[p4] Concept of file ownership
Patrick M. Slattery
patrickmslattery at mac.com
Tue Aug 12 23:40:17 PDT 2008
There was an interesting article on the dangers of code ownership on
The Register a few weeks back, while the article focused on OSS
projects you could easily project a lot of what they were talking
about onto your own in-house developers...
Google defends open source from 'poisonous people'
http://www.theregister.co.uk/2008/05/30/google_open_source_talk/
Excerpt:
Two of Subversion's founding developers - Brian Fitzpatrick and Ben
Collins-Sussman - believe in open source projects that maintain a
large "bus factor." That would be the number of people who could get
run over by a bus before the project collapses. A simple means of
maintaining a large bus factor, they say, is banning names from source
code.
"You have to discourage people from feeling like 'This is my module. I
wrote this. Every change has to be approved by me,'" Collins-Sussman
argues. "That's very dangerous for the project as a whole."
This may mean the loss of some valuable contributors - and some
valuable code. But in the end, the project comes out ahead. There will
always be more contributors. And more code. "You can't sacrifice the
long-term health of a project for short-term gain."

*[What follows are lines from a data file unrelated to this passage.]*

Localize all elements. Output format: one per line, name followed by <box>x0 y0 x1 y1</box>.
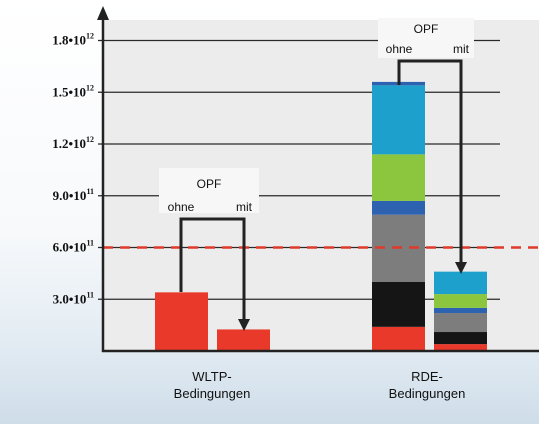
bar-segment <box>372 200 425 215</box>
bar-segment <box>434 332 487 345</box>
bar-segment <box>372 326 425 351</box>
opf-label: OPF <box>414 22 439 36</box>
bar-segment <box>434 344 487 351</box>
bar-segment <box>217 329 270 351</box>
group-label: RDE- <box>411 369 443 384</box>
opf-arrow <box>179 217 250 331</box>
opf-label: OPF <box>197 177 222 191</box>
mit-label: mit <box>236 200 253 214</box>
y-tick-label: 1.5•1012 <box>52 83 94 99</box>
ohne-label: ohne <box>168 200 195 214</box>
y-tick-label: 1.2•1012 <box>52 135 94 151</box>
opf-arrow <box>397 59 467 274</box>
group-labels: WLTP- Bedingungen RDE- Bedingungen <box>174 369 466 401</box>
y-tick-label: 9.0•1011 <box>53 187 94 203</box>
opf-label-box <box>159 168 259 213</box>
bar-segment <box>372 154 425 201</box>
y-tick-label: 3.0•1011 <box>53 290 94 306</box>
ohne-label: ohne <box>386 42 413 56</box>
bar-segment <box>372 282 425 327</box>
group-label: Bedingungen <box>174 386 251 401</box>
group-label: WLTP- <box>192 369 231 384</box>
y-tick-label: 1.8•1012 <box>52 32 94 48</box>
y-tick-labels: 3.0•1011 6.0•1011 9.0•1011 1.2•1012 1.5•1012… <box>52 32 94 307</box>
axes <box>97 6 539 353</box>
mit-label: mit <box>453 42 470 56</box>
bar-segment <box>434 294 487 308</box>
group-label: Bedingungen <box>389 386 466 401</box>
bar-segment <box>434 313 487 333</box>
y-tick-label: 6.0•1011 <box>53 239 94 255</box>
bar-segment <box>434 307 487 314</box>
y-axis-arrow <box>97 6 109 20</box>
bar-segment <box>155 292 208 351</box>
bar-segment <box>372 85 425 155</box>
opf-label-box <box>378 18 474 58</box>
bar-segment <box>434 271 487 295</box>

On Aug 11, 2008, at 7:56 PM, Calman, Kevin wrote:
> One thing I sorely miss in Perforce from other SCMs the concept of
> file
> ownership. It seems that the person who touched the code last is the
> only
> one to be held responsible for any issue that arises in the code,
> whether
> that person made the faulty change or not. I am aware of the
> Revision graph
> and Time-lapse views, but they still only give you a listing of who
> made
> each change, not who owns the file as a whole.
> Identifiable file ownership is important because it ties into the
> practices of peer code review, problem determination, and long-term
> design
> issues. These cannot be addressed by the developer-du-jour who breezes
> through to implement a feature or fix a defect.
> Was file ownership intentionally omitted from Perforce's feature
> set,
> and if so, why?
> Could 'owner' be added as an attribute to the File object in
> Perforce?
> Has it been requested before?
> Are there any good work-arounds in practice that people can suggest?
>
> Thanks for your feedback.
> --
> Opinions herein are exclusively my own, unless you share them.